# Bei Windows 10 Installation alte Dateien beibehalten?



## Ezio23 (28. Juli 2015)

Hey,
ich hab eine kurze Frage:
Ist es möglich, dass ich meine alten Dateien (Spiele, Bilder, Musik,...) von Windows 7, bei einer Installation von Windows 10 behalte?
Oder sind meine ganzen Dateien nach der Installation weg?

Danke schonmal für die Antworten...

LG


----------



## Batze (28. Juli 2015)

Es wird alles übernommen.


----------



## Vordack (28. Juli 2015)

Mal ne Frage in die entgegengesetzte Richtung.

Ich habe 8.1. installiert, es macht aber Probleme. Wenn ich jetzt auf 10 Upgrade, kann ich ihm sagen daß er mein C: neu formatieren soll? Eine Neuformatierung ist der einzige Weg die Windoes Probleme zu beheben da sich defekte Sektoren bei  den Systemdateien befinden.

Geht das oder kann ich nur "Upgraden"?


----------



## BiJay (28. Juli 2015)

Wenn du das kostenlose Upgrade nutzt, kannst du wohl wirklich zuerst nur upgraden. Danach soll aber eine komplette Neuinstallation möglich sein.


----------



## Vordack (28. Juli 2015)

BiJay schrieb:


> Wenn du das kostenlose Upgrade nutzt, kannst du wohl wirklich zuerst nur upgraden. Danach soll aber eine komplette Neuinstallation möglich sein.



Danke, ich denke dann werde ich 8.1 erst neu installieren und dann 10 direkt drüberupgraden. Damit bin ich sicher daß der Upgradeprozess nicht abbricht wg Freeze...


----------



## Herbboy (28. Juli 2015)

@Ezio: die Daten bleiben alle erhalten, es kann halt sein, dass es nicht ganz astrein klappt und manche Programme nicht starten und neu installiert werden müssen oder so, aber es wird nichts überschrieben oder gelöscht außer alte Windows-Daten. Trotzdem würde ich zur Sicherheit die wichtigen Daten noch woanders sichern, denn es kann immer was schiefgehen, und selbst ohne Win10 wäre man dumm, wenn man WICHTIGE Daten nur auf einem einzigen Datenträger hat  

@Vordack: Im schlimmsten Falle müsstest du Win8 halt neu installieren und erst dann upgraden. Win8 ist ja recht schnell installiert, wäre also nun echt nicht sooo schlimm. Natürlich vorher auch alles wichtige an Daten sichern.

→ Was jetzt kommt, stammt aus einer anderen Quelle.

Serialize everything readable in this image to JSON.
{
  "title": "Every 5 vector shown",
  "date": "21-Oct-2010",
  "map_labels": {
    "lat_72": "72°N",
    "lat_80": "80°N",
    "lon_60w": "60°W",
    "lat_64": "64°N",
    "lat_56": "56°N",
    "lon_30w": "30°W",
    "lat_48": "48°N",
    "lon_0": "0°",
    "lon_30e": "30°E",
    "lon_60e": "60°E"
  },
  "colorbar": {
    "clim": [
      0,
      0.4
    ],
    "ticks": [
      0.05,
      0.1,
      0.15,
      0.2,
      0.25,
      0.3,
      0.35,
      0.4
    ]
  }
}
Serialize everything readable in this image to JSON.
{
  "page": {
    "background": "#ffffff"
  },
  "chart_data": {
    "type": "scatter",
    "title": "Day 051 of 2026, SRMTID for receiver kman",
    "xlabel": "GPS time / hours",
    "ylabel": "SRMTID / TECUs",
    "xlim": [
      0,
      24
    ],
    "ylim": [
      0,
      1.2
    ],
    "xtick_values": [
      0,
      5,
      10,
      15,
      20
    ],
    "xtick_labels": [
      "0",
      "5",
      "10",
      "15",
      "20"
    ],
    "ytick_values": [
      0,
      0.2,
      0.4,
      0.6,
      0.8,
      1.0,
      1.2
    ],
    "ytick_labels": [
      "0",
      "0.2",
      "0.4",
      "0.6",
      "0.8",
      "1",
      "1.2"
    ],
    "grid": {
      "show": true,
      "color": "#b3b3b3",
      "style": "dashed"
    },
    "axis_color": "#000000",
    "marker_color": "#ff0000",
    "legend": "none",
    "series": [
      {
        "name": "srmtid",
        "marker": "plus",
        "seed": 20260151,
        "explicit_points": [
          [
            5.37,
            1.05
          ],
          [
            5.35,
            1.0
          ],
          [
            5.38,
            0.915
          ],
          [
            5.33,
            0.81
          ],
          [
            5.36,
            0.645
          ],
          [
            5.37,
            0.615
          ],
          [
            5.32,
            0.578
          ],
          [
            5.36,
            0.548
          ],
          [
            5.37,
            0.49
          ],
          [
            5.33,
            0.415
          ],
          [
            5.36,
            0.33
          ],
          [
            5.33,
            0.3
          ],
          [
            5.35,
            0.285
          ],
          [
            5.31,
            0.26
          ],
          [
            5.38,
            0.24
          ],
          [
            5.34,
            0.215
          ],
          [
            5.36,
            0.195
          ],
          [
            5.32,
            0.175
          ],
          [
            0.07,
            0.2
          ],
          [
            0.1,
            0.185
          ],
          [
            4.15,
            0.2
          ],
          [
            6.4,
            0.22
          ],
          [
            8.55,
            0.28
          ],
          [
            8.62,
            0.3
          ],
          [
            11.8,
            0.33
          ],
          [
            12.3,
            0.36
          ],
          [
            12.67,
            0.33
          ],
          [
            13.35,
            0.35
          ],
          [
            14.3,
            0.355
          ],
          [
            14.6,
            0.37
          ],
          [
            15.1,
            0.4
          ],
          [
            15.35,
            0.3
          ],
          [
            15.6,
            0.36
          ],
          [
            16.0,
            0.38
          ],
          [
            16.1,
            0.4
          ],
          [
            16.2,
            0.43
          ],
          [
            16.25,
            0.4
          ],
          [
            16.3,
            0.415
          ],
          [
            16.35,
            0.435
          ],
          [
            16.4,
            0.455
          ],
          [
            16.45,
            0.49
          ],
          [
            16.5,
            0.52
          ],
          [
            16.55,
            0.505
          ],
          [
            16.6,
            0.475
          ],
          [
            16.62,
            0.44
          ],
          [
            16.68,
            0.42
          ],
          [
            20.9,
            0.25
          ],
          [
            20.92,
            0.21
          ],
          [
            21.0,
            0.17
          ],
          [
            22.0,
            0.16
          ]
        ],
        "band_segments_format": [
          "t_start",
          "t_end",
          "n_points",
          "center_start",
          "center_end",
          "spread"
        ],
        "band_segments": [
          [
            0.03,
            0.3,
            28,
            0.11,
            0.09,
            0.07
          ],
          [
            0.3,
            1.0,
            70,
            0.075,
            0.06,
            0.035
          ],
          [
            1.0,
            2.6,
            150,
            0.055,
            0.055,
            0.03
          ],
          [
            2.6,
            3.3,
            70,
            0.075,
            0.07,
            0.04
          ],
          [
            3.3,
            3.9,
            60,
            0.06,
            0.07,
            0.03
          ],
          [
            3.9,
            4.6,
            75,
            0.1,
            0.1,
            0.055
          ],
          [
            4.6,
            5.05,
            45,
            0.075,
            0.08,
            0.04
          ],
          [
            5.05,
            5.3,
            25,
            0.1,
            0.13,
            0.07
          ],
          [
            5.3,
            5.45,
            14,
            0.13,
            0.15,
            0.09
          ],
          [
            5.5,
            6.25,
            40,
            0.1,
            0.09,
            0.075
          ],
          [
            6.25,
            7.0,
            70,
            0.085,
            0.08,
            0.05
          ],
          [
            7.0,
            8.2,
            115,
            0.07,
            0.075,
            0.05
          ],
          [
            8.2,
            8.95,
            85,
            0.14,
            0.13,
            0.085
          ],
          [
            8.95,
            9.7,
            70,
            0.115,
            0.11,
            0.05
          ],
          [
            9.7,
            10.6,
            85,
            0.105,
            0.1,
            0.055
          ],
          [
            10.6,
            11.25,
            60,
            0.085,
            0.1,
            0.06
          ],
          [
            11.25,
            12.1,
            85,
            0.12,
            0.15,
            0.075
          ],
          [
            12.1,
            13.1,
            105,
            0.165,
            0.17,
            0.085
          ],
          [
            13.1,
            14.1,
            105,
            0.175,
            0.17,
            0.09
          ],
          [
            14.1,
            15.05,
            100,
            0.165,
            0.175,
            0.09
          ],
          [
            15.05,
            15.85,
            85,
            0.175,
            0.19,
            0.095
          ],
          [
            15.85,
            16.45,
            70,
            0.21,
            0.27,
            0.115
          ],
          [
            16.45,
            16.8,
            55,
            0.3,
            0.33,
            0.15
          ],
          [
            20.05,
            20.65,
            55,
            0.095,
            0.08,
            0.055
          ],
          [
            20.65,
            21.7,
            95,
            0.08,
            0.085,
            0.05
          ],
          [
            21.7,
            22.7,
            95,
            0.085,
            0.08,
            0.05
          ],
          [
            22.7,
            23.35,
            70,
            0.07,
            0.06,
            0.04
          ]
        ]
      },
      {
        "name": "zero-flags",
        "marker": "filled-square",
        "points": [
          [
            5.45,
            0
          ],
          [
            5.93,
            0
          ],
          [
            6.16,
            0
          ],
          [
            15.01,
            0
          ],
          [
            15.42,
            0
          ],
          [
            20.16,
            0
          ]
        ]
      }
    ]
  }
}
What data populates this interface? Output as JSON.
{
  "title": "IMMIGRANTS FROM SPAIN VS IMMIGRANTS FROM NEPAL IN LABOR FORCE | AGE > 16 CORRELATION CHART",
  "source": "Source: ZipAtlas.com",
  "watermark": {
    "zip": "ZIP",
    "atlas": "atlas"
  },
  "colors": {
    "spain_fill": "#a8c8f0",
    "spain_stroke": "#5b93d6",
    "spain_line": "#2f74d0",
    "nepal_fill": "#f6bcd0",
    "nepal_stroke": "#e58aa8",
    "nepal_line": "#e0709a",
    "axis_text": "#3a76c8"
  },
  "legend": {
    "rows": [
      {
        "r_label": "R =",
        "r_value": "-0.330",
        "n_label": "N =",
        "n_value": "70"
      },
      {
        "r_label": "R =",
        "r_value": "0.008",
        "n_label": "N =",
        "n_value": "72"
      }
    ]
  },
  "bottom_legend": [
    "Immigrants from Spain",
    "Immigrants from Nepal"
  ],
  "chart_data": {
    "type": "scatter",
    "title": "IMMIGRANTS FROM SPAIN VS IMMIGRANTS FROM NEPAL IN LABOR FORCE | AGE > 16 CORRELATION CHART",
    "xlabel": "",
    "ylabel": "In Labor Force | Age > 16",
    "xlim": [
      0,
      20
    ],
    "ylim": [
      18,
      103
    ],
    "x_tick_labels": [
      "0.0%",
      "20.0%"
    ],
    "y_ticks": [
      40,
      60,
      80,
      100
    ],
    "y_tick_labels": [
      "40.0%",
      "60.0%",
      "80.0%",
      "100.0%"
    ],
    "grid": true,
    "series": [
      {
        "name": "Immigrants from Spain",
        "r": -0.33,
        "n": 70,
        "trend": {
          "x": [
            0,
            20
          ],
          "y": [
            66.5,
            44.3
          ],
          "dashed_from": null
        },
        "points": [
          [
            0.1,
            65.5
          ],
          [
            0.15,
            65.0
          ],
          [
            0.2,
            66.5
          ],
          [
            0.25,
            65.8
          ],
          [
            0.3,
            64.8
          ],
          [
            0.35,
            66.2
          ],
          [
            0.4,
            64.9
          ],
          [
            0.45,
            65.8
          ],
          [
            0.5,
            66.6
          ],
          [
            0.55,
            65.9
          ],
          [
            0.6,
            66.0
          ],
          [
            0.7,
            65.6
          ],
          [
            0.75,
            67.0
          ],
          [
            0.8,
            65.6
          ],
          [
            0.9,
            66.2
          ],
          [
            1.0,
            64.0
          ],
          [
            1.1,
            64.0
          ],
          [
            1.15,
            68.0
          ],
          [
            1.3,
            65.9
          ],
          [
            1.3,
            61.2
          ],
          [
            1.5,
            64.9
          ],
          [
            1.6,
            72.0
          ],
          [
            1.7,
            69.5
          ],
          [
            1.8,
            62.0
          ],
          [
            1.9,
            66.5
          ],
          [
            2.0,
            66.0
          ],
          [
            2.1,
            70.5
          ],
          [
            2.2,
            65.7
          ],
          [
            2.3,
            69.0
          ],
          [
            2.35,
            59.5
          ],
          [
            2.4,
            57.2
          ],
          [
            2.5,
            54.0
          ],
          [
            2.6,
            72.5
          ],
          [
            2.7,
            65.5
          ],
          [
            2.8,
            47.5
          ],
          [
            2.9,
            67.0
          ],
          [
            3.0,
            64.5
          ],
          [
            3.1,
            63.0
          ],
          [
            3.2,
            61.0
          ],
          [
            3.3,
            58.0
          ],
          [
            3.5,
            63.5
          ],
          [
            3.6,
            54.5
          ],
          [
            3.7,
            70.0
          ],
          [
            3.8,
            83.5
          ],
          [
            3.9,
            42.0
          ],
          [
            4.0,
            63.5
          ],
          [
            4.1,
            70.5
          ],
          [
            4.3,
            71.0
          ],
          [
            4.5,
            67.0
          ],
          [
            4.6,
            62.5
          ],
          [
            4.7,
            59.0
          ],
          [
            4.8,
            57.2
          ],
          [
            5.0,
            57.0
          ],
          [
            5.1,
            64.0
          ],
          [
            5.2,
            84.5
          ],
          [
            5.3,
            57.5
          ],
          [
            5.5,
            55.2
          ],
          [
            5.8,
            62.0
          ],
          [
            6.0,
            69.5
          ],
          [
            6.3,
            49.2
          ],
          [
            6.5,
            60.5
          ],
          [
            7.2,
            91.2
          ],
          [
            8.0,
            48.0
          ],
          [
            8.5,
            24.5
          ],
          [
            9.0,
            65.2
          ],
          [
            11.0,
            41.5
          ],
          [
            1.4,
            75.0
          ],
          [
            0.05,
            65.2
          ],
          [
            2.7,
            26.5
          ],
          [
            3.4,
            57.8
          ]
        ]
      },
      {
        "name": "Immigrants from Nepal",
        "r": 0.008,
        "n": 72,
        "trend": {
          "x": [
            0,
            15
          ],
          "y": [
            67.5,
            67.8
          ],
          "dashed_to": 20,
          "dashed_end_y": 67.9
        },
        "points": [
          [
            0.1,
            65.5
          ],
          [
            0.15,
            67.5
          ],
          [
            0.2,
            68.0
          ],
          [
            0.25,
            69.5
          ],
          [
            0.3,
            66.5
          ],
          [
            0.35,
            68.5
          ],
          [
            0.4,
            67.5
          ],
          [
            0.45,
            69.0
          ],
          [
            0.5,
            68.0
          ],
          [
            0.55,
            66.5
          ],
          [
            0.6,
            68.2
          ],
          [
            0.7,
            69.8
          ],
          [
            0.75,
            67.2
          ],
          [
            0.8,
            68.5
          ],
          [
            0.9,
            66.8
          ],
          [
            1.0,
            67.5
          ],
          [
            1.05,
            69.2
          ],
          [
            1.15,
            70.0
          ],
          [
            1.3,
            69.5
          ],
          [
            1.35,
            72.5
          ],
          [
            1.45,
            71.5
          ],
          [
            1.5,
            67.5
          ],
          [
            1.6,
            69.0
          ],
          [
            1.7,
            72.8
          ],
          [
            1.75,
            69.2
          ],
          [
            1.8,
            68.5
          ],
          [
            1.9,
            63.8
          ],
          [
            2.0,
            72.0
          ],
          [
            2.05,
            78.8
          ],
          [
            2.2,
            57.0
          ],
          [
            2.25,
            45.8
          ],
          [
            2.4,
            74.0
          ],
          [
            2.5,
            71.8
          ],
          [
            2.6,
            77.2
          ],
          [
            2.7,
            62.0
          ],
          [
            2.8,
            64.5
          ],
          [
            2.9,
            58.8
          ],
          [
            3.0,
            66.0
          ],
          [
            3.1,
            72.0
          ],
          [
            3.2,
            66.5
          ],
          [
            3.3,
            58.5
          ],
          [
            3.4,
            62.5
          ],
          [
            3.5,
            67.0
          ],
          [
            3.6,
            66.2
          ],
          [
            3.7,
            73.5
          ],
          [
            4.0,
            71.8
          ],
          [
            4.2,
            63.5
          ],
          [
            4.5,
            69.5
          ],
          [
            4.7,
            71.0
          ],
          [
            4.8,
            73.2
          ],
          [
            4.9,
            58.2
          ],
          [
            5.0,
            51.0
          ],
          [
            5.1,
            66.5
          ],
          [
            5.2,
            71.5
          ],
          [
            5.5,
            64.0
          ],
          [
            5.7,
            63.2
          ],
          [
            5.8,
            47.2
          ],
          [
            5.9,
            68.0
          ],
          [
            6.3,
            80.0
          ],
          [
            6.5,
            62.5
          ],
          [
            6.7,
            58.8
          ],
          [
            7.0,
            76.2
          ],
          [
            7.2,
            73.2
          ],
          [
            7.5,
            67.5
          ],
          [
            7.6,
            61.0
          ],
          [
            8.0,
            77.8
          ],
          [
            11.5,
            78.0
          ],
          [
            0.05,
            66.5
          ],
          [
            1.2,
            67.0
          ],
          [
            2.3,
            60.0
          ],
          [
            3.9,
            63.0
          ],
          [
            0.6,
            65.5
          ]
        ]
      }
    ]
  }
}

Und allgemein: ich würde sowieso dann schon VOR dem Upgrade beim Boardhersteller nachsehen, ob der schon Treiber für Win10 hat und diese dann runterladen. Vor allem LAN, denn falls der aktuelle LAN-Treiber bei Win10 nicht geht, hat man kein Internet am PC...


----------



## Worrel (28. Juli 2015)

Wie groß sollte denn die Win 10 Partition sein? Bei den Systemanforderungen steht was von 20 GB, aber das wird wie immer realitätsfern sein - schon mit Win 98 oder XP waren 50 GB ruckzuck voll ...
Momentan habe ich ~200GB.

_edit: eine 200GB *Partition *meinte ich_


----------



## Herbboy (28. Juli 2015)

Also, ich würde auf jeden Fall 60GB einrechnen, die Partition aber auf lieber größer machen, weil du da ja sicher noch mehr als nur Windows und die Programminstallationen draufhaben wirst. zB manche Spiele speichern ja auch auf c:  UND  haben dann teils ein paar Hundert MB dafür in Beschlag. Wenn man ne SSD hat, dann braucht man die ja eh nicht unterteilen. Ich hab 256GB SSD und noch 30GB Platz, aber ich mach vorsichtshalber noch was frei FALLS das Upgrade beim Entpacken mehr braucht - auch wenn ich mir das an sich nicht vorstellen kann


----------



## Batze (28. Juli 2015)

Vordack schrieb:


> Mal ne Frage in die entgegengesetzte Richtung.
> 
> Ich habe 8.1. installiert, es macht aber Probleme. Wenn ich jetzt auf 10 Upgrade, kann ich ihm sagen daß er mein C: neu formatieren soll? Eine Neuformatierung ist der einzige Weg die Windoes Probleme zu beheben da sich defekte Sektoren bei  den Systemdateien befinden.
> 
> Geht das oder kann ich nur "Upgraden"?



Solange bis MS noch keine Voll Version anbietet, per ISO Download, würde ich eh warten.
Danach Win 7/8 updaten, Regschlüssel auslesen und alles Frisch Neu installieren mit eben der Win 10 Vollversion.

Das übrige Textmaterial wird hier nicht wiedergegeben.